If the information is dangerous, it shouldn’t be public
Having it do only some people who know how to DB queries can find it because obviously those are the only people who can be trusted with it is ridiculous
 
AIQ
2:03 AM
like everyone keeps saying it is dangerous ... what is so dangerous about it? What can I do after knowing the internet name of the person who keeps on close-voting my questions? Downvote one or two of their answers?
that's not dangerous ...
 
 
8 hours later…
10:22 AM
@ColleenV People are being held accountable if need be. Close votes aren't anonymous, and they're pretty visible on every question's timeline, the review link, and a few other places. Now what would knowing that userX close voted my crappy questions 12 times and userY 15 achieve? Why does this specific piece of info need to be public, other than to be used to 'exact revenge' on said close voters.
@AIQ It's not dangerous but it's hella annoying and it's rather preferable that dev time not be wasted on something that's gonna be hella annoying.
I urge you to read that request again. It's not requesting close votes be public. They already are. It's requesting an extra tab in the user page for "personal enemy #1" "personal enemy #2" and so on. Why on Earth is this information of any legitimate use?

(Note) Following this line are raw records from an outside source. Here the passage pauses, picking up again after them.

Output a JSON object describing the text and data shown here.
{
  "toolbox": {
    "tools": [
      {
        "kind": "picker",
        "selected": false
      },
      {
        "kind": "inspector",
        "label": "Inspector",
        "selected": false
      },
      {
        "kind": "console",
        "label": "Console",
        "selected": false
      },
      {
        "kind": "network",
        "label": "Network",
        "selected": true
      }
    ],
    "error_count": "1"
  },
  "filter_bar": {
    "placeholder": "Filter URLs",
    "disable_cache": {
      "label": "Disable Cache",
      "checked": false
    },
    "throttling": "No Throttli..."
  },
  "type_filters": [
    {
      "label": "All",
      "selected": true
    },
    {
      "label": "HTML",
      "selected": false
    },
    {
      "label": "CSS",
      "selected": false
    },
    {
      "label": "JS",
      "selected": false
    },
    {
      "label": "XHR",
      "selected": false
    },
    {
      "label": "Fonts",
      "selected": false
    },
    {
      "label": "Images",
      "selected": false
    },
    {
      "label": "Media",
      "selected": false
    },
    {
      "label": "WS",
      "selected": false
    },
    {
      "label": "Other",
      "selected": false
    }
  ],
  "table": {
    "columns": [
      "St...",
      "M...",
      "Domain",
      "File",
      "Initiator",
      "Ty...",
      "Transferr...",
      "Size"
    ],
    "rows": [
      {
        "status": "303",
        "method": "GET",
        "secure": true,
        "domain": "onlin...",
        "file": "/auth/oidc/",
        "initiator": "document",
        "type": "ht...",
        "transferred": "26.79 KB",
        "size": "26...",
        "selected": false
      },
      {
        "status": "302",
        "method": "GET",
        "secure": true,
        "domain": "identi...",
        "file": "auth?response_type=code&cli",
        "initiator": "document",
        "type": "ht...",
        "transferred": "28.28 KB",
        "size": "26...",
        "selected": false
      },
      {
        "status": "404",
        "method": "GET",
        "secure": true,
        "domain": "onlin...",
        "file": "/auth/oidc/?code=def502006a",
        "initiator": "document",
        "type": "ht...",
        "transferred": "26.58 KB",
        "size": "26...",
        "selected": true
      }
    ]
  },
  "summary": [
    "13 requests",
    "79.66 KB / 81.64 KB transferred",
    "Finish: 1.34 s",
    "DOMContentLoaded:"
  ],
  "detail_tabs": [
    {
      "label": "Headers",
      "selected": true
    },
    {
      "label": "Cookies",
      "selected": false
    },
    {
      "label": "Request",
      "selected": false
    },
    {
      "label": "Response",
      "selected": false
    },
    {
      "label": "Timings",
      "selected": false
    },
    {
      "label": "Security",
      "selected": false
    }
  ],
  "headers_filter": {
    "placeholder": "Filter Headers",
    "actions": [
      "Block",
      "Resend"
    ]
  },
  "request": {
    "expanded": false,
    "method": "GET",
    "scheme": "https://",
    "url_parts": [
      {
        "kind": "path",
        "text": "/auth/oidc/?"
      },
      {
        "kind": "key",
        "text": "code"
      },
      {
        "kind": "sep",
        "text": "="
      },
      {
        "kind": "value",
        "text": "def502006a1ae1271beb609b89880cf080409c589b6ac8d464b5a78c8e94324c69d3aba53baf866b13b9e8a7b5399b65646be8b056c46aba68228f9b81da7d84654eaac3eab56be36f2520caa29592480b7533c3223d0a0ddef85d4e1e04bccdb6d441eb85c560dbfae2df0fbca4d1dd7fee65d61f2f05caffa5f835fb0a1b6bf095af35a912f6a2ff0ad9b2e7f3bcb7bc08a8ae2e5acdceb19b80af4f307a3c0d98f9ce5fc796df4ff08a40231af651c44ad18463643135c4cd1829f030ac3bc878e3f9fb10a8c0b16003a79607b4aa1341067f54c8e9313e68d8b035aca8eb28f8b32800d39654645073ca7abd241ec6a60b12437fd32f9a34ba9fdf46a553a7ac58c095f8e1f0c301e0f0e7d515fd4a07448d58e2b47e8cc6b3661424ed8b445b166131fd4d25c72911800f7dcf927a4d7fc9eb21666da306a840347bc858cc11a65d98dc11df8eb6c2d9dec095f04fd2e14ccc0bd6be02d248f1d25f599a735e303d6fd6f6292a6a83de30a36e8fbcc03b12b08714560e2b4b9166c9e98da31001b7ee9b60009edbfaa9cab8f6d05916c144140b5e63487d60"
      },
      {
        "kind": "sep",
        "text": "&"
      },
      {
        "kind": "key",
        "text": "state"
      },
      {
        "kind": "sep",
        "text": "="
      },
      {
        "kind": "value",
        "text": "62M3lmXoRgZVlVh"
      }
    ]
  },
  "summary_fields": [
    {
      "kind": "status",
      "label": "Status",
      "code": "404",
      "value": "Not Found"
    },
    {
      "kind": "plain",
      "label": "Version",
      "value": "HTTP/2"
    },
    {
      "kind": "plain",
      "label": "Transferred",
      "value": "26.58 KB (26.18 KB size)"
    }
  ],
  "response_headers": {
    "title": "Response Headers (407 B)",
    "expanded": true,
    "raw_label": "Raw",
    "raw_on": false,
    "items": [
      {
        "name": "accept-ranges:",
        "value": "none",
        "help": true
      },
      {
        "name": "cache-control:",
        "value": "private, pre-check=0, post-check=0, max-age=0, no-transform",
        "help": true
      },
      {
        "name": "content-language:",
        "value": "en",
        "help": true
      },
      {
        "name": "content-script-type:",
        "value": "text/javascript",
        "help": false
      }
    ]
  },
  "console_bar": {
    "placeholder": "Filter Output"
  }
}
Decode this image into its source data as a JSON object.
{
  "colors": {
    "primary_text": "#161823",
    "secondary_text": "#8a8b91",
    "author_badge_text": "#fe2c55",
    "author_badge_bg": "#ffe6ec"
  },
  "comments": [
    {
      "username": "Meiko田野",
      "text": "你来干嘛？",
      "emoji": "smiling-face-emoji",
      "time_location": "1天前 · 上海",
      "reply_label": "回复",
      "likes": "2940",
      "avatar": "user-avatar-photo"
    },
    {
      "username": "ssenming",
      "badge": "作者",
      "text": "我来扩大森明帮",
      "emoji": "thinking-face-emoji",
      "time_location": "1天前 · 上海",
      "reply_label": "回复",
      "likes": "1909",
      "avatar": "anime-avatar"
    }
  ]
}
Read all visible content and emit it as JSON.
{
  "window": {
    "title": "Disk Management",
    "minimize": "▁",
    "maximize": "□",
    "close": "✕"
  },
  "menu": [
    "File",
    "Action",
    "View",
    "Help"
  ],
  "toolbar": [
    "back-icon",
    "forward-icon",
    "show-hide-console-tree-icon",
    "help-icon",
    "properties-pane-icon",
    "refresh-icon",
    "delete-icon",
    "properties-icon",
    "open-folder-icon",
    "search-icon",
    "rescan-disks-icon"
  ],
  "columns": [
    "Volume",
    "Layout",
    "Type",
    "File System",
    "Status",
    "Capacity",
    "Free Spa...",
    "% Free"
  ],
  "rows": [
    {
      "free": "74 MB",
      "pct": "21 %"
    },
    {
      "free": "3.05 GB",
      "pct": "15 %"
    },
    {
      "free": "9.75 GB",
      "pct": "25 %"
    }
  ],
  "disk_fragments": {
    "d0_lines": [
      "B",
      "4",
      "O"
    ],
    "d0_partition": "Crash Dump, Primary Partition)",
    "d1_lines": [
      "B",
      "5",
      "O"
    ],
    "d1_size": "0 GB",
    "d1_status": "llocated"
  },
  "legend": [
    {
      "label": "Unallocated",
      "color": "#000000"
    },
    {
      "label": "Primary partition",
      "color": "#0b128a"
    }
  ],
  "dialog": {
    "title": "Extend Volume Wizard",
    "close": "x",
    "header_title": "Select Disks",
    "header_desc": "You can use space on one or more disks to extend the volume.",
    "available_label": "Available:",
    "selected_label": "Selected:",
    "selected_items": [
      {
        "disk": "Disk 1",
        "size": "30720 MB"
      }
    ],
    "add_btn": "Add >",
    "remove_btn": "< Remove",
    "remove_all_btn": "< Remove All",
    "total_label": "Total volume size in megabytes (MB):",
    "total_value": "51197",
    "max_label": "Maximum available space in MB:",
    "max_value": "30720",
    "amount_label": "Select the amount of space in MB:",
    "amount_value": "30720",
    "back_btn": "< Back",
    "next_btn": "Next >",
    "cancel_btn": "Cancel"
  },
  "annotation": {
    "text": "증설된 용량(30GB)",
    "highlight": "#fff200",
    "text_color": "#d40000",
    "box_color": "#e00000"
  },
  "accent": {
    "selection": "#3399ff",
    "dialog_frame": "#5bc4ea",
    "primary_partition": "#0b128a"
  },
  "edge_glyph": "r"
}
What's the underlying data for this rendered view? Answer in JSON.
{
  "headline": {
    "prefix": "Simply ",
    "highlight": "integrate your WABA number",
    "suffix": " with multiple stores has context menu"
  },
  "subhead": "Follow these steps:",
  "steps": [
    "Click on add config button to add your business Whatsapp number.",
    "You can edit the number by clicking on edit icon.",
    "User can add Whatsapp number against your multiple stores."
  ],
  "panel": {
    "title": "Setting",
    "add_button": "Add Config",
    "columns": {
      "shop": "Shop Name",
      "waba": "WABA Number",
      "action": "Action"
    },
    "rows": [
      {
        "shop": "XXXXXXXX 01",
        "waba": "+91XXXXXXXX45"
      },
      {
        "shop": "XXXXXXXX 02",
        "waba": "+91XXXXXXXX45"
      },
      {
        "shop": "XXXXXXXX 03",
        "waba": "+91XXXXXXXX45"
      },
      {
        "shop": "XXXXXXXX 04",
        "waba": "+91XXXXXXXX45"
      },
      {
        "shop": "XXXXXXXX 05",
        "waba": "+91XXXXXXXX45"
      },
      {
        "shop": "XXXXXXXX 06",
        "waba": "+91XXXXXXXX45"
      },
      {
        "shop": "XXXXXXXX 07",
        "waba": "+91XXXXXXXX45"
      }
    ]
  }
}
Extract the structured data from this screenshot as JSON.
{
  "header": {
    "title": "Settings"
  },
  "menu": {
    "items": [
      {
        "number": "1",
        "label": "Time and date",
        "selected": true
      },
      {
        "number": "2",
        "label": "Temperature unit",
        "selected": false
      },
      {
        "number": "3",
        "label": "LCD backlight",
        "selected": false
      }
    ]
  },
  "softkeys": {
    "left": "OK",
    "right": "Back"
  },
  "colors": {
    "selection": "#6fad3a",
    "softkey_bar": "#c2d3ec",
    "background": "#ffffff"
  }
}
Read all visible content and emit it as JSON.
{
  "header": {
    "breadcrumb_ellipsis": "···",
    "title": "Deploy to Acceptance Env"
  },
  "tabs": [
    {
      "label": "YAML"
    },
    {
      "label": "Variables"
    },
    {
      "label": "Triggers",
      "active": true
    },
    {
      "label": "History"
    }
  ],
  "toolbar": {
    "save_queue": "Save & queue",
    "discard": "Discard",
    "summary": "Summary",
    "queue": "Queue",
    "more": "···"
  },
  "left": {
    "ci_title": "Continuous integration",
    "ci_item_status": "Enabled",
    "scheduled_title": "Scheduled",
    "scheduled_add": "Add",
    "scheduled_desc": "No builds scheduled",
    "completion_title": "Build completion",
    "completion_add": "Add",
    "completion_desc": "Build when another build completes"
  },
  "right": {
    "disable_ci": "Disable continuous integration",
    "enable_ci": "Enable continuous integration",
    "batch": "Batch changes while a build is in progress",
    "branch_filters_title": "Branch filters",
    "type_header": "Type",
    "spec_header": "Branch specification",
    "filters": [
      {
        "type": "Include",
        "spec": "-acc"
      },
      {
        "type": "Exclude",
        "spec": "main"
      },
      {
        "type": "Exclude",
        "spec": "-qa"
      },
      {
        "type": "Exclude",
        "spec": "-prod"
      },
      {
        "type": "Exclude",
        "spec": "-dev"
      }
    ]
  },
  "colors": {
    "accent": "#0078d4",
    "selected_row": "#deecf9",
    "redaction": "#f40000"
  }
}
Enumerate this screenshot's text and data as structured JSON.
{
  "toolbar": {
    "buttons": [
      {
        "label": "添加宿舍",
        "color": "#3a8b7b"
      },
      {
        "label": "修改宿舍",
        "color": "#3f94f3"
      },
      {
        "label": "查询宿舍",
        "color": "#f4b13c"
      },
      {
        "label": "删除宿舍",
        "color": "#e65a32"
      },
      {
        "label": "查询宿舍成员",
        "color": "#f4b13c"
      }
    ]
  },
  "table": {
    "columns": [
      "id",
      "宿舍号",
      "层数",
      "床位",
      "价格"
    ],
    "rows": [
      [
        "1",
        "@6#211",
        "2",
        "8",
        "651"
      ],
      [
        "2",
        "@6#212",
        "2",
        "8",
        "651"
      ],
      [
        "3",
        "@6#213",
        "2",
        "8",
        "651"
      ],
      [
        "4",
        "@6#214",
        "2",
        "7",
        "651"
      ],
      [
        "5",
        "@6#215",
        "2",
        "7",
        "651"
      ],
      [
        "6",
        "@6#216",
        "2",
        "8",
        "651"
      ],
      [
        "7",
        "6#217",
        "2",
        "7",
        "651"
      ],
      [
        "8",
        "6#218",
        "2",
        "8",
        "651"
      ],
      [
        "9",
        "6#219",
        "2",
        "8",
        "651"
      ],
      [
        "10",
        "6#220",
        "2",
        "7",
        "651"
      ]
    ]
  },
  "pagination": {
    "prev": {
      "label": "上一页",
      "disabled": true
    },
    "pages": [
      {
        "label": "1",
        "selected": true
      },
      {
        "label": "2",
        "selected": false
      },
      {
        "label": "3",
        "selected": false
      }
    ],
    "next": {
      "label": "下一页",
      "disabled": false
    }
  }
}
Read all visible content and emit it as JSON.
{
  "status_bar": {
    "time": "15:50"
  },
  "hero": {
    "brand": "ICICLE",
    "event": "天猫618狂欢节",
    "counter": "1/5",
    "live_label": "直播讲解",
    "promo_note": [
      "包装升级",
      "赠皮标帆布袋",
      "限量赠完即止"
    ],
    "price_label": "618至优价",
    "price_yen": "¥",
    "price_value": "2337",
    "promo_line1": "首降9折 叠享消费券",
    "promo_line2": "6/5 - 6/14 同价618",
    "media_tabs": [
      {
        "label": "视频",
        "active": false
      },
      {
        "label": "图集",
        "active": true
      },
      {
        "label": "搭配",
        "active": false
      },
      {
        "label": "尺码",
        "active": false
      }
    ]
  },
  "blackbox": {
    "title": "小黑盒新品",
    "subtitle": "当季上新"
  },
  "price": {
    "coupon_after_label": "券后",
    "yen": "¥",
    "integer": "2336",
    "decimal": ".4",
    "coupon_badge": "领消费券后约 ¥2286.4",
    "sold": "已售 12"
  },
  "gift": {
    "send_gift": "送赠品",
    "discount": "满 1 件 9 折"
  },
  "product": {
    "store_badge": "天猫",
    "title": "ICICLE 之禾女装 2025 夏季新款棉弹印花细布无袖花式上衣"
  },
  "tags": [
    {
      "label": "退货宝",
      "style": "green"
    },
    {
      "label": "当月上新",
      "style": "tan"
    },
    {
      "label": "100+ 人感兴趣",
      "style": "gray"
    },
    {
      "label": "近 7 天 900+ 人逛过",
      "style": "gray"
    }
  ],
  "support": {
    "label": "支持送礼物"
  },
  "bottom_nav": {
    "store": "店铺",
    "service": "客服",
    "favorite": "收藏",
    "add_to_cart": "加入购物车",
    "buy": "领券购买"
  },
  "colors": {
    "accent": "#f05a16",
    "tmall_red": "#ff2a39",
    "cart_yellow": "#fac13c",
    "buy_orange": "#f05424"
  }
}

Of course, it's possible that the close voter has an agenda against a specific OP. How is a number going to reveal that? A number that's going to be heavily skewed by how many reviews a close voter does everyday, and how many questions the OP asks, and to prove it's bias and agenda and not simply that the OP's questions would be close-worthy is extensive work and again, the number wouldn't help that.
That it needs five users every time to agree with closing a question (except on SO) mostly mitigates close voter abuse already. You then need a team of people very knowledgeable about the workings of a site, to decide that there is a disproportionately high number of wrongful closures in this OP's case.
(Also note that this wouldn't make any sense except with OPs with >100 questions, a minute fraction of network users already)
EVEN then, how are you going to prove malintent and that it wasn't simply a case of lack of knowledge on the close voter's side, presumably resulting in a review ban?
And how is a single number in a list going to be of any help to 1) discerning the closures are wrong 2) proving malintent?
Oh no no, I think this would instead be used by people who consider every closure evil to find targets to downvote everyday. Extra hassle for them, extra hassle for the script, extra hassle for the mods, and lots of negative UX for the power users who care about the site.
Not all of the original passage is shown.